Сквозь однообразную пелену мертвого неба вдруг проскальзывают светики. Поезд все несется, а небо над ним постепенно вдруг разрывается хлопьями, однообразно-серая свинцовая пелена рассекается исполинскими клочьями ваты, и милые голубые кусочки эфира вдруг взблескивают м$ж облаков, радующие душу, облегчающие ее печаль и гнет.

Светлеет в воздухе, светлеет и на душе Павла. Внезапно он улыбается, он поднялся со скамьи и вдруг, засмеявшись громко в лицо изумленному Умитбаеву, распластывает над головою руки.

— Я не спал, но так стало мне радостно, Умитбаев! Какой день солнечный, какое небо синее!

Еще недоверчиво взглядывает на Павла Умитбаев. Нет ли тут чего, за этой лаской открывшейся? Не таится ли темное? Или в самом деле может сделаться двадцатилетнему так сразу легко? Не потому ли, что двадцать лет?
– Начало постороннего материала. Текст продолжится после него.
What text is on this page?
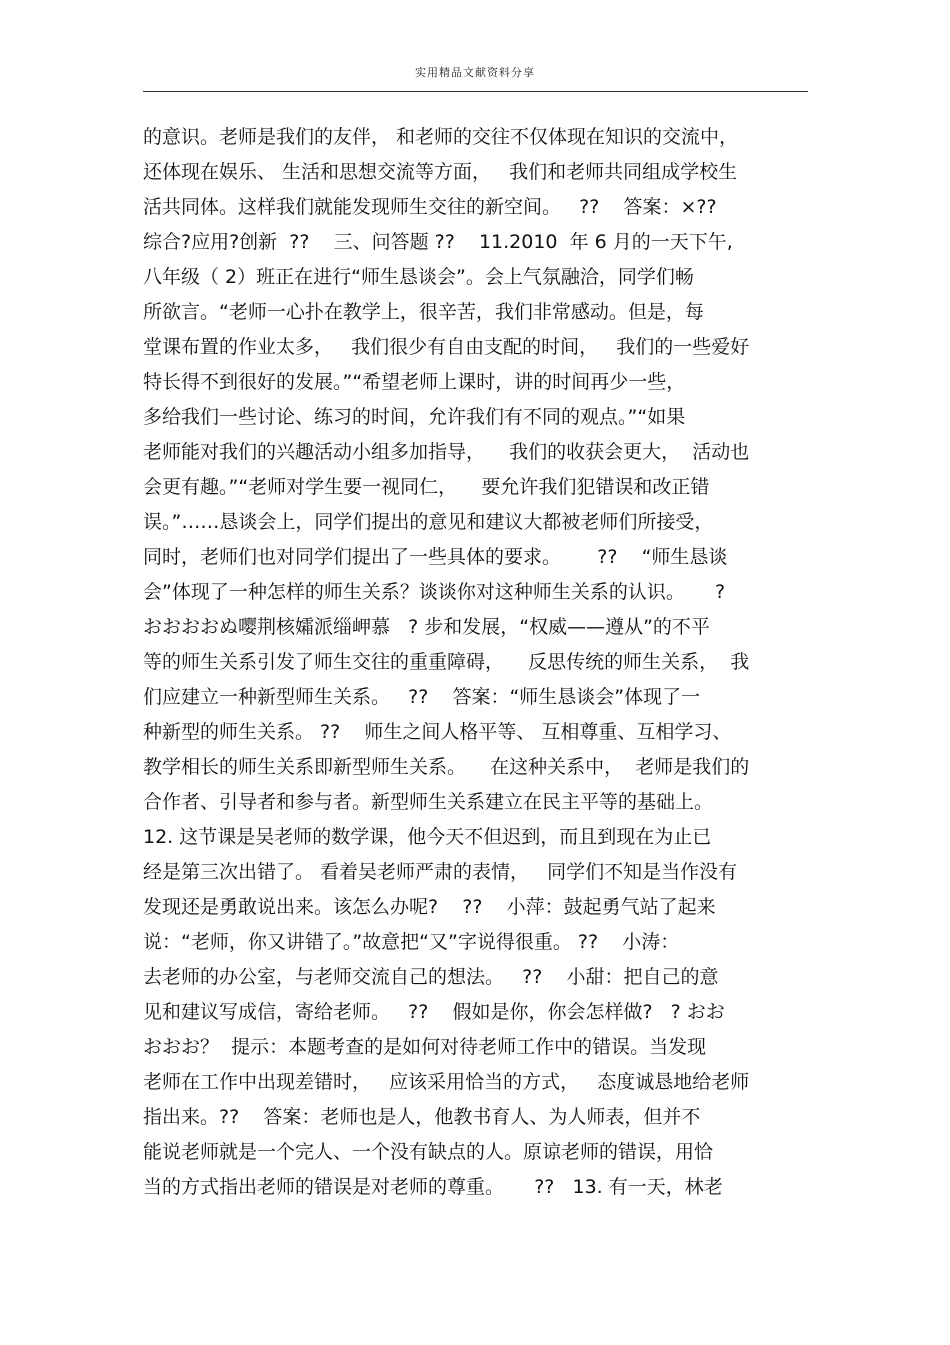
实用精品文献资料分享
的意识。老师是我们的友伴， 和老师的交往不仅体现在知识的交流中，
还体现在娱乐、 生活和思想交流等方面，   我们和老师共同组成学校生
活共同体。这样我们就能发现师生交往的新空间。   ??    答案：×??
综合?应用?创新  ??    三、问答题 ??    11.2010  年 6 月的一天下午,
八年级（ 2）班正在进行“师生恳谈会”。会上气氛融洽，同学们畅
所欲言。“老师一心扑在教学上，很辛苦，我们非常感动。但是，每
堂课布置的作业太多，   我们很少有自由支配的时间，   我们的一些爱好
特长得不到很好的发展。”“希望老师上课时，讲的时间再少一些，
多给我们一些讨论、练习的时间，允许我们有不同的观点。”“如果
老师能对我们的兴趣活动小组多加指导，    我们的收获会更大，  活动也
会更有趣。”“老师对学生要一视同仁，    要允许我们犯错误和改正错
误。”……恳谈会上，同学们提出的意见和建议大都被老师们所接受，
同时，老师们也对同学们提出了一些具体的要求。      ??    “师生恳谈
会”体现了一种怎样的师生关系？谈谈你对这种师生关系的认识。     ?
おおおおぬ嘤荆核孀派缁岬慕   ? 步和发展，“权威——遵从”的不平
等的师生关系引发了师生交往的重重障碍，    反思传统的师生关系，  我
们应建立一种新型师生关系。   ??    答案：“师生恳谈会”体现了一
种新型的师生关系。 ??    师生之间人格平等、 互相尊重、互相学习、
教学相长的师生关系即新型师生关系。    在这种关系中，  老师是我们的
合作者、引导者和参与者。新型师生关系建立在民主平等的基础上。
12. 这节课是吴老师的数学课，他今天不但迟到，而且到现在为止已
经是第三次出错了。 看着吴老师严肃的表情，   同学们不知是当作没有
发现还是勇敢说出来。该怎么办呢?    ??    小萍：鼓起勇气站了起来
说：“老师，你又讲错了。”故意把“又”字说得很重。 ??    小涛：
去老师的办公室，与老师交流自己的想法。   ??    小甜：把自己的意
见和建议写成信，寄给老师。   ??    假如是你，你会怎样做?   ? おお
おおお？  提示：本题考查的是如何对待老师工作中的错误。当发现
老师在工作中出现差错时，   应该采用恰当的方式，   态度诚恳地给老师
指出来。??    答案：老师也是人，他教书育人、为人师表，但并不
能说老师就是一个完人、一个没有缺点的人。原谅老师的错误，用恰
当的方式指出老师的错误是对老师的尊重。     ??   13. 有一天，林老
Что в душе двадцатилетнего — лазурь и солнце?

И окончательно рассеиваются страхи Умитбаева.

— Вот станция, я иду с тобою пить кофе! — улыбаясь, говорит Павел. И сам не знает, сам в недоумении: почему ему стало так внезапно хорошо? Не потому ли, что и в его жизни пасмурной вдруг солнце проглянет?

Бодро шагая на морозе, идут юноши в фойе вокзала.

 

 

Для Умитбаева праздник — такое преображение Павлика. Он сидит рядом с ним сияющий, он посматривает на всех гордо, он заказал на радостях лакею такую гору печений и кофею, что тот все посматривает на дверь: когда же остальные придут?

— Нет, мы двое, мы только двое, мы для двоих заказали! — поняв его ожидание, разъясняет Умитбаев и смеется, потом взглядывает на Павла, и смеются оба вместе, и, как когда-то раньше, где-то и когда-то раньше, в какой-то радостный день, и лакей присоединяется к общему смеху, и вот смеются все трое, кому в сложности едва ли более шестидесяти лет.

— Мы такие голодные, что и еще бы съели! — продолжает Умитбаев, потом указывает Павлу на окаменевшие в вазах апельсины и яблоки, на расставленные еще в прошлом столетии по буфетному столу бутылки бордо, и опять смеются оба, глотая похожий на ваксу кофе, заедая его булочками, в которых вместо изюма припечены мухи и косточки миндаля.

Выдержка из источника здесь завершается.